Daily wage earners everywhere face similar constraints in terms of finding work due to an increase in the number of labourers vying for the same jobs as well as fluctuations in the number of jobs available. But for daily wage earners in Karachi, two other constraints have come up - strikes and fuel shortages.

When we asked our respondents which days are difficult for them and why, we got many responses such as: "Twice a week there are strikes here. Then we starve for days."  And: "When the Compressed Natural Gas (CNG)  stations are closed, transportation closes down too. If CNG stations are closed, we cannot reach anywhere." 

In Karachi, political conditions are volatile and political parties or groups often call for strikes as a protest or a day of mourning.  On such days, businesses are closed and transport on the roads is at a minimum. The brother of one of our respondents had to stop going to work at the carpenter's shop because of violence in the area.

Moreover, due to a shortage of natural gas in the country, there is fuel rationing and CNG stations are closed on certain days of the week.
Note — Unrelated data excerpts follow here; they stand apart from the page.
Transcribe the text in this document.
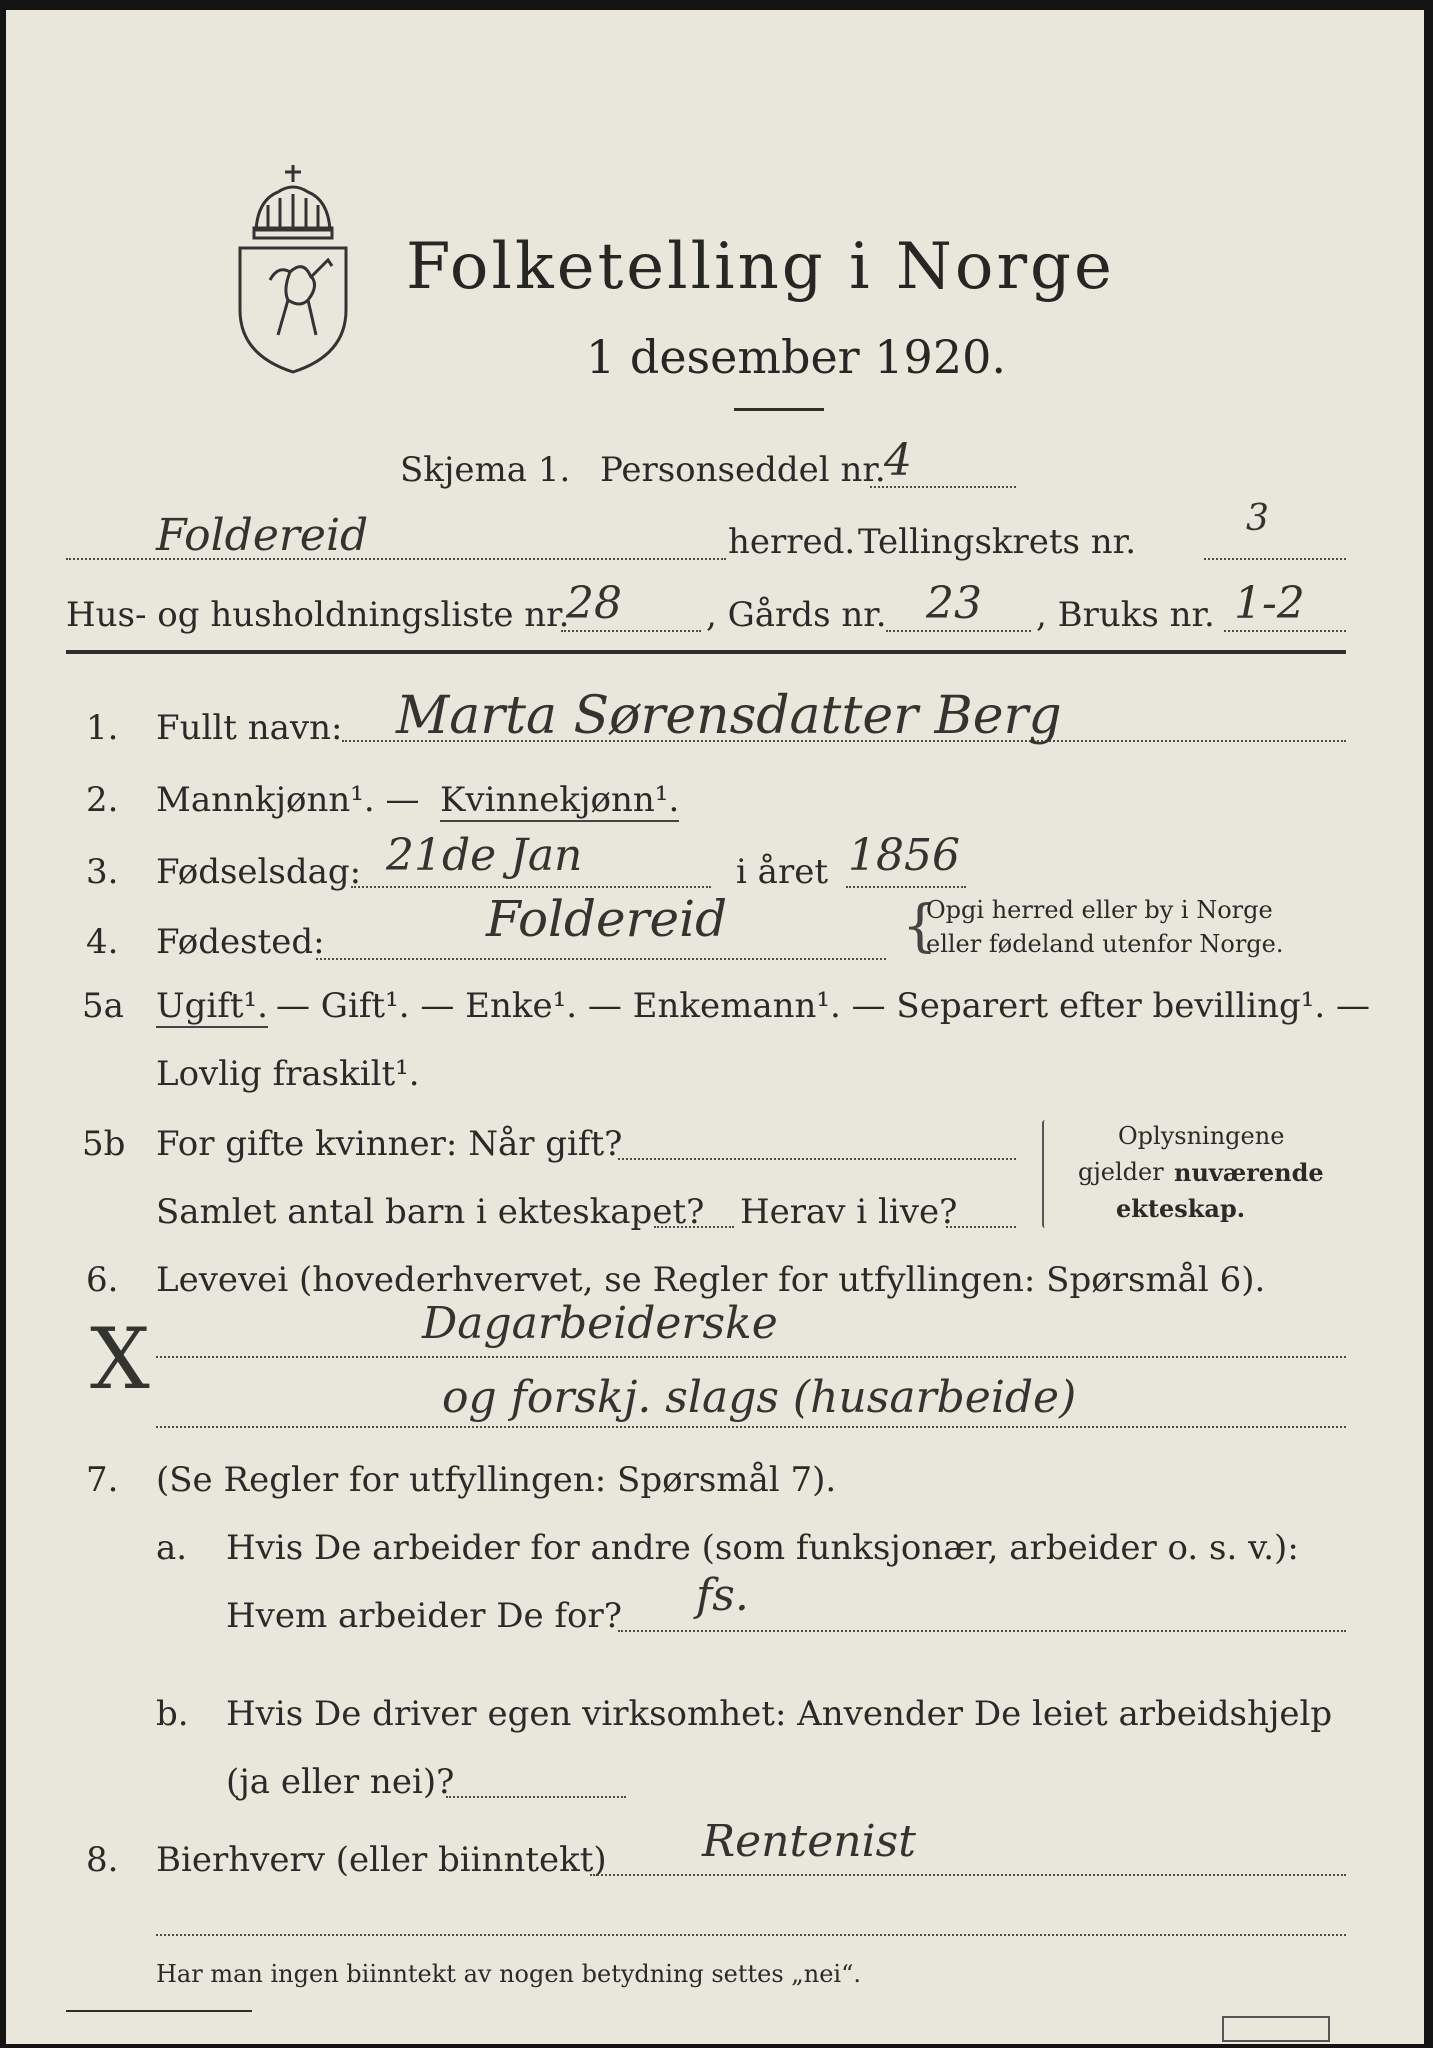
Folketelling i Norge
1 desember 1920.
Skjema 1. Personseddel nr.
4
Foldereid	herred. Tellingskrets nr.
3
Hus- og husholdningsliste nr.
28 , Gårds nr. 23 , Bruks nr. 1-2
1. Fullt navn: Marta Sørensdatter Berg
2. Mannkjønn¹. — Kvinnekjønn¹.
3. Fødselsdag: 21de Jan	i året 1856
4. Fødested:	Foldereid	{
Opgi herred eller by i Norge
eller fødeland utenfor Norge.
5a Ugift¹. — Gift¹. — Enke¹. — Enkemann¹. — Separert efter bevilling¹. —
Lovlig fraskilt¹.
5b For gifte kvinner: Når gift?
Samlet antal barn i ekteskapet? Herav i live?
Oplysningene
gjelder nuværende
ekteskap.
6. Levevei (hovederhvervet, se Regler for utfyllingen: Spørsmål 6).
X	Dagarbeiderske
og forskj. slags (husarbeide)
7. (Se Regler for utfyllingen: Spørsmål 7).
a. Hvis De arbeider for andre (som funksjonær, arbeider o. s. v.):
Hvem arbeider De for? fs.
b. Hvis De driver egen virksomhet: Anvender De leiet arbeidshjelp
(ja eller nei)?
8. Bierhverv (eller biinntekt) Rentenist
Har man ingen biinntekt av nogen betydning settes „nei“.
This affects transport and hence livelihoods for many since public transport such as buses and rickshaws have converted from diesel to CNG in the last few years.
Mrs K's husband who is a rickshaw driver told us: "CNG is unavailable on Fridays and Saturdays and the stations open at 9:30 on Sunday. Because of this, the rickshaw doesn't run for two days. Then from where can we arrange money to run our home?"

Being a resident of Karachi myself, political instability or violence in the city are disruptions of normal working life for me. However, the impact is limited to not being to get work done on time or not being able to run an errand I was meant to.

For daily wage labourers, such as our respondents, a strike day or a CNG closure means a day's worth of wages (or sometimes even more) is lost. Most poor urban households buy food items such as vegetables and even at times wheat flour and ghee (cooking fat) on a daily basis and their earnings for the day does not stretch beyond daily household requirements. On a day when they have not managed to earn money they have to resort to cutting down food consumption.

Fuel shortages and rationing of energy along with state fragility are important crises being faced by Pakistan and both were key political issues in the election campaigns last month.

Our findings reflect how these macro-level concerns manifest at the individual and community level. We know that a link between food and fuel exists at the global level. In 2007-08 during the world food price crisis the increase in the price of oil further escalated already high food prices ; affecting food accessibility. We can now see the connection between food and fuel on a more local level in Karachi, and possibly other urban parts of Pakistan, where CNG shortages is the cause of vulnerability to food insecurity.

This blog originally appeared on Oxfam's Policy and Practice Blog in June 2013.

Mysbah Balagamwala is a Research Associate at the Collective for Social Science Research and is one of the lead researchers in Pakistan for the IDS-Oxfam GB Life in a Time of Food Price Volatility.